Contudo, esta “necessidade” entra em choque com o direito à propriedade privada, e a linha que separa a compaixão social da ilegalidade torna-se cada vez mais ténue. O HuffPost relata um caso emblemático ocorrido em Girona, onde um casal, após recuperar a sua própria casa ocupada, foi obrigado pela polícia a devolvê-la aos ‘okupas’. O motivo? Estes apresentaram um vídeo a dormir e a cozinhar dentro da casa, o que bastou para que o imóvel fosse considerado a sua “residência habitual”.
Quando a lei protege quem ocupa
De acordo com a legislação espanhola, após 48 horas de permanência, uma casa pode ser legalmente considerada habitação principal, o que impede a atuação imediata da polícia e obriga à emissão de uma ordem judicial para o despejo.
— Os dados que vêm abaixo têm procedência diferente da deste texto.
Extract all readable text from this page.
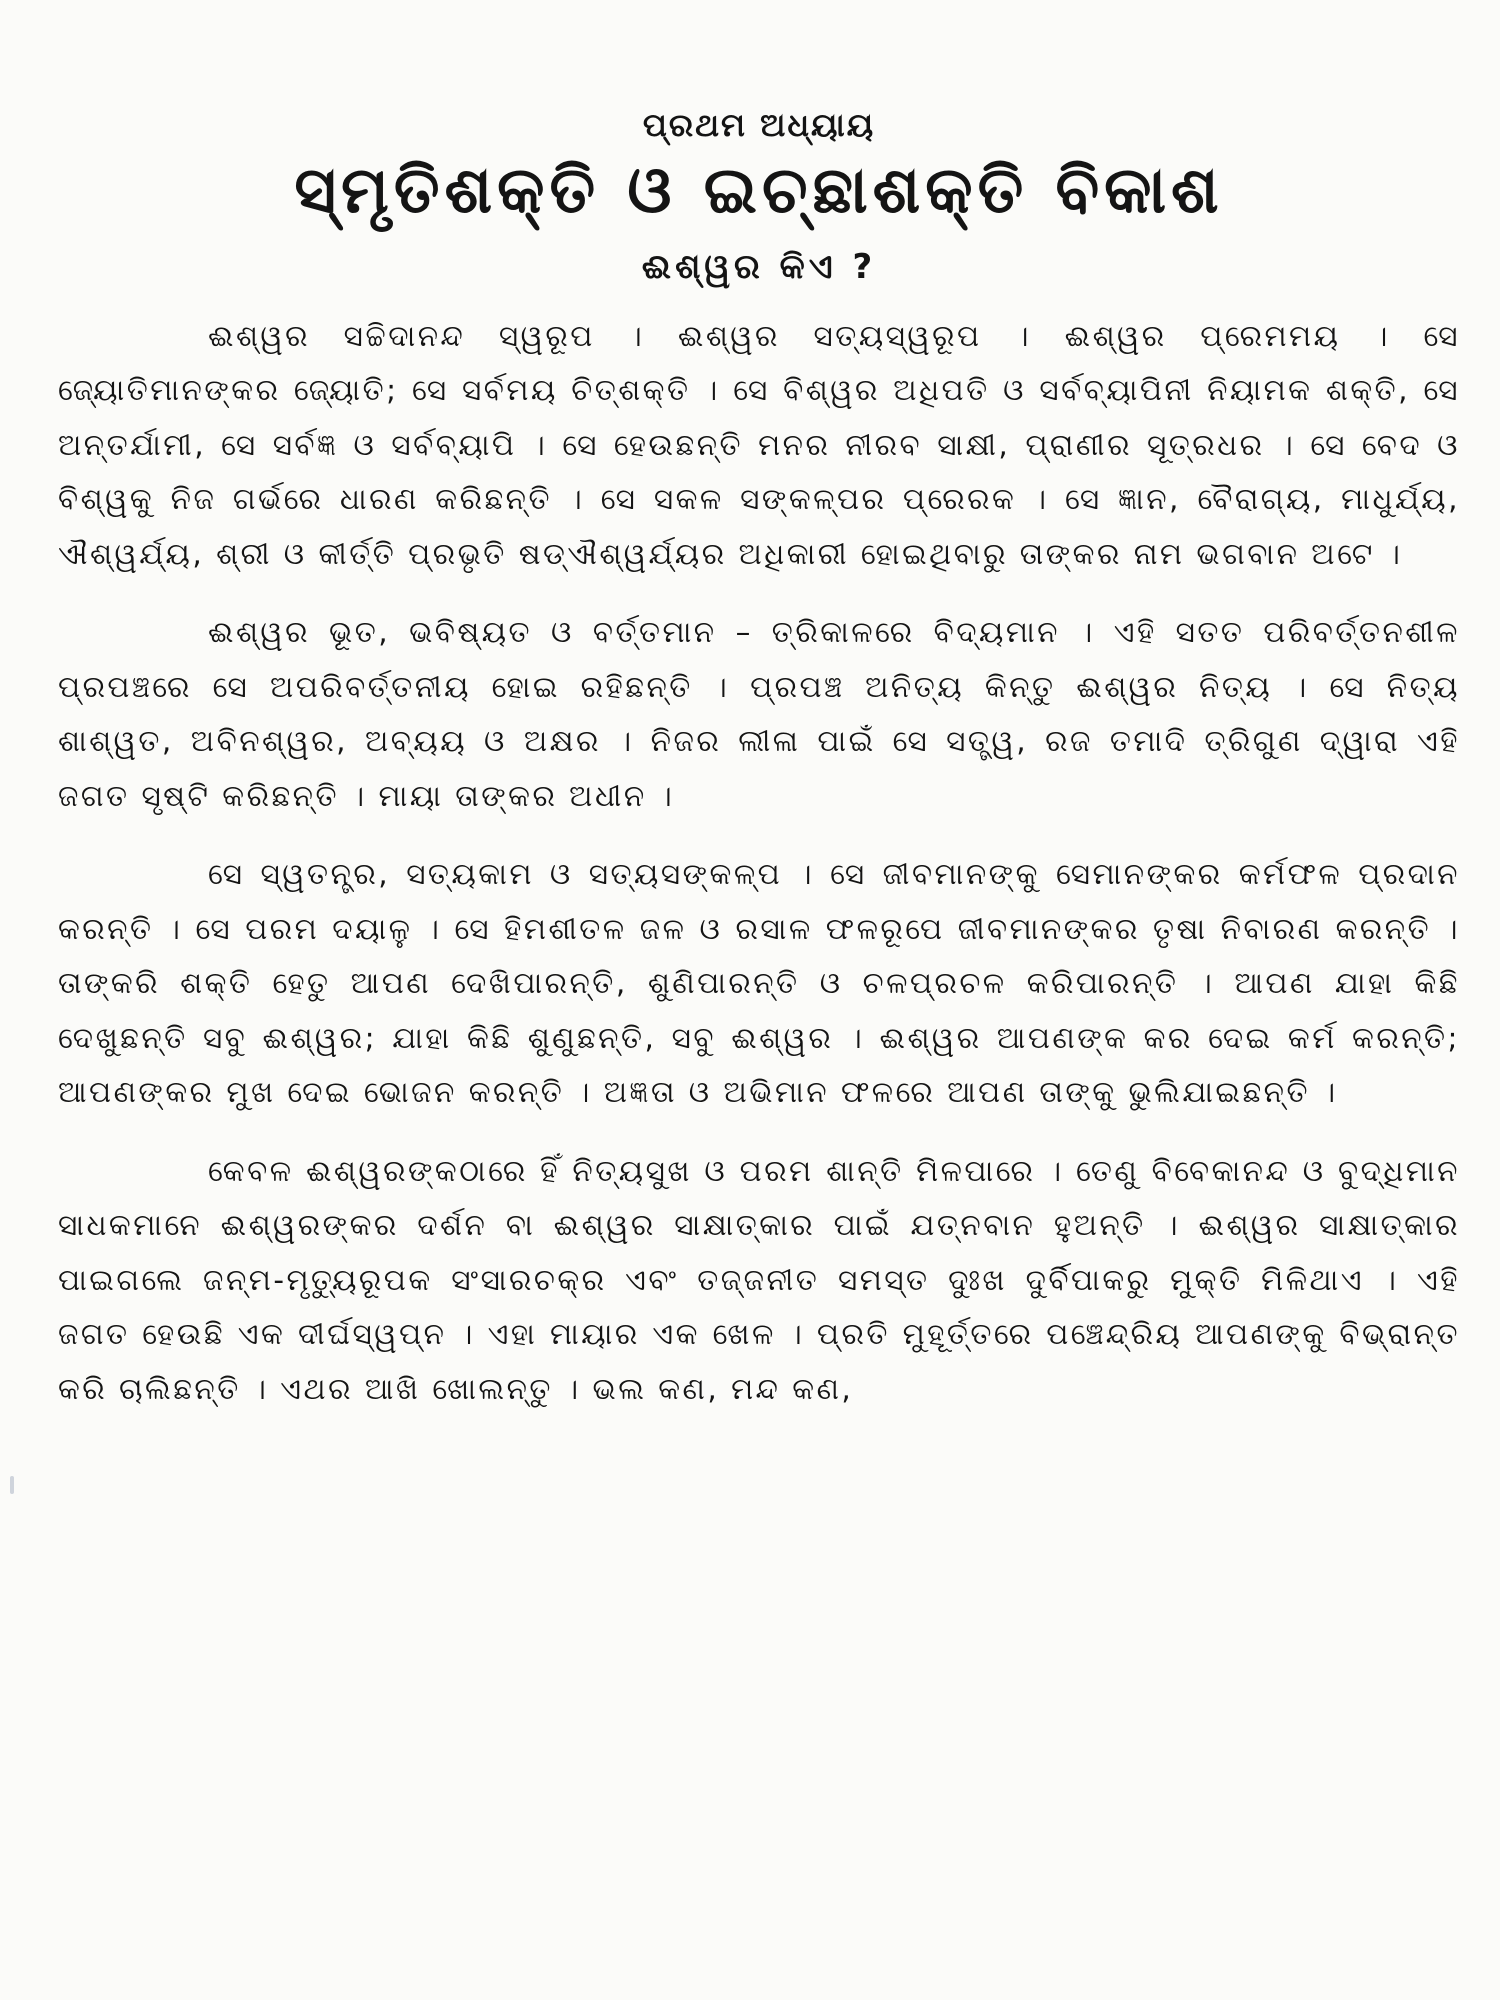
ପ୍ରଥମ ଅଧ୍ୟାୟ
ସ୍ମୃତିଶକ୍ତି ଓ ଇଚ୍ଛାଶକ୍ତି ବିକାଶ
ଈଶ୍ୱର କିଏ ?

ଈଶ୍ୱର ସଚ୍ଚିଦାନନ୍ଦ ସ୍ୱରୂପ । ଈଶ୍ୱର ସତ୍ୟସ୍ୱରୂପ । ଈଶ୍ୱର ପ୍ରେମମୟ । ସେ ଜ୍ୟୋତିମାନଙ୍କର ଜ୍ୟୋତି; ସେ ସର୍ବମୟ ଚିତ୍‌ଶକ୍ତି । ସେ ବିଶ୍ୱର ଅଧିପତି ଓ ସର୍ବବ୍ୟାପିନୀ ନିୟାମକ ଶକ୍ତି, ସେ ଅନ୍ତର୍ଯାମୀ, ସେ ସର୍ବଜ୍ଞ ଓ ସର୍ବବ୍ୟାପି । ସେ ହେଉଛନ୍ତି ମନର ନୀରବ ସାକ୍ଷୀ, ପ୍ରାଣୀର ସୂତ୍ରଧର । ସେ ବେଦ ଓ ବିଶ୍ୱକୁ ନିଜ ଗର୍ଭରେ ଧାରଣ କରିଛନ୍ତି । ସେ ସକଳ ସଙ୍କଳ୍ପର ପ୍ରେରକ । ସେ ଜ୍ଞାନ, ବୈରାଗ୍ୟ, ମାଧୁର୍ଯ୍ୟ, ଐଶ୍ୱର୍ଯ୍ୟ, ଶ୍ରୀ ଓ କୀର୍ତ୍ତି ପ୍ରଭୃତି ଷଡ୍‌ଐଶ୍ୱର୍ଯ୍ୟର ଅଧିକାରୀ ହୋଇଥିବାରୁ ତାଙ୍କର ନାମ ଭଗବାନ ଅଟେ ।

ଈଶ୍ୱର ଭୂତ, ଭବିଷ୍ୟତ ଓ ବର୍ତ୍ତମାନ – ତ୍ରିକାଳରେ ବିଦ୍ୟମାନ । ଏହି ସତତ ପରିବର୍ତ୍ତନଶୀଳ ପ୍ରପଞ୍ଚରେ ସେ ଅପରିବର୍ତ୍ତନୀୟ ହୋଇ ରହିଛନ୍ତି । ପ୍ରପଞ୍ଚ ଅନିତ୍ୟ କିନ୍ତୁ ଈଶ୍ୱର ନିତ୍ୟ । ସେ ନିତ୍ୟ ଶାଶ୍ୱତ, ଅବିନଶ୍ୱର, ଅବ୍ୟୟ ଓ ଅକ୍ଷର । ନିଜର ଲୀଳା ପାଇଁ ସେ ସତ୍ତ୍ୱ, ରଜ ତମାଦି ତ୍ରିଗୁଣ ଦ୍ୱାରା ଏହି ଜଗତ ସୃଷ୍ଟି କରିଛନ୍ତି । ମାୟା ତାଙ୍କର ଅଧୀନ ।

ସେ ସ୍ୱତନ୍ତ୍ର, ସତ୍ୟକାମ ଓ ସତ୍ୟସଙ୍କଳ୍ପ । ସେ ଜୀବମାନଙ୍କୁ ସେମାନଙ୍କର କର୍ମଫଳ ପ୍ରଦାନ କରନ୍ତି । ସେ ପରମ ଦୟାଳୁ । ସେ ହିମଶୀତଳ ଜଳ ଓ ରସାଳ ଫଳରୂପେ ଜୀବମାନଙ୍କର ତୃଷା ନିବାରଣ କରନ୍ତି । ତାଙ୍କରି ଶକ୍ତି ହେତୁ ଆପଣ ଦେଖିପାରନ୍ତି, ଶୁଣିପାରନ୍ତି ଓ ଚଳପ୍ରଚଳ କରିପାରନ୍ତି । ଆପଣ ଯାହା କିଛି ଦେଖୁଛନ୍ତି ସବୁ ଈଶ୍ୱର; ଯାହା କିଛି ଶୁଣୁଛନ୍ତି, ସବୁ ଈଶ୍ୱର । ଈଶ୍ୱର ଆପଣଙ୍କ କର ଦେଇ କର୍ମ କରନ୍ତି; ଆପଣଙ୍କର ମୁଖ ଦେଇ ଭୋଜନ କରନ୍ତି । ଅଜ୍ଞତା ଓ ଅଭିମାନ ଫଳରେ ଆପଣ ତାଙ୍କୁ ଭୁଲିଯାଇଛନ୍ତି ।

କେବଳ ଈଶ୍ୱରଙ୍କଠାରେ ହିଁ ନିତ୍ୟସୁଖ ଓ ପରମ ଶାନ୍ତି ମିଳପାରେ । ତେଣୁ ବିବେକାନନ୍ଦ ଓ ବୁଦ୍ଧିମାନ ସାଧକମାନେ ଈଶ୍ୱରଙ୍କର ଦର୍ଶନ ବା ଈଶ୍ୱର ସାକ୍ଷାତ୍‌କାର ପାଇଁ ଯତ୍ନବାନ ହୁଅନ୍ତି । ଈଶ୍ୱର ସାକ୍ଷାତ୍‌କାର ପାଇଗଲେ ଜନ୍ମ-ମୃତ୍ୟୁରୂପକ ସଂସାରଚକ୍ର ଏବଂ ତଜ୍ଜନୀତ ସମସ୍ତ ଦୁଃଖ ଦୁର୍ବିପାକରୁ ମୁକ୍ତି ମିଳିଥାଏ । ଏହି ଜଗତ ହେଉଛି ଏକ ଦୀର୍ଘସ୍ୱପ୍ନ । ଏହା ମାୟାର ଏକ ଖେଳ । ପ୍ରତି ମୁହୂର୍ତ୍ତରେ ପଞ୍ଚେନ୍ଦ୍ରିୟ ଆପଣଙ୍କୁ ବିଭ୍ରାନ୍ତ କରି ଚାଲିଛନ୍ତି । ଏଥର ଆଖି ଖୋଲନ୍ତୁ । ଭଲ କଣ, ମନ୍ଦ କଣ,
Este pequeno detalhe jurídico tem transformado a recuperação de propriedades numa verdadeira batalha judicial, onde os proprietários se veem desarmados perante lacunas legais e interpretações dúbias.
Enquanto o Governo espanhol promete rever as normas e endurecer as penas, centenas de famílias e empresários continuam a enfrentar o medo e a impotência de verem os seus bens tomados sem proteção efetiva, refere o Postal.
A nova vaga de ocupações ilegais não é apenas um problema de segurança — é o espelho de uma sociedade em desequilíbrio, onde o direito à habitação e o direito à propriedade colidem, expondo a fragilidade de leis que já não acompanham o mundo real.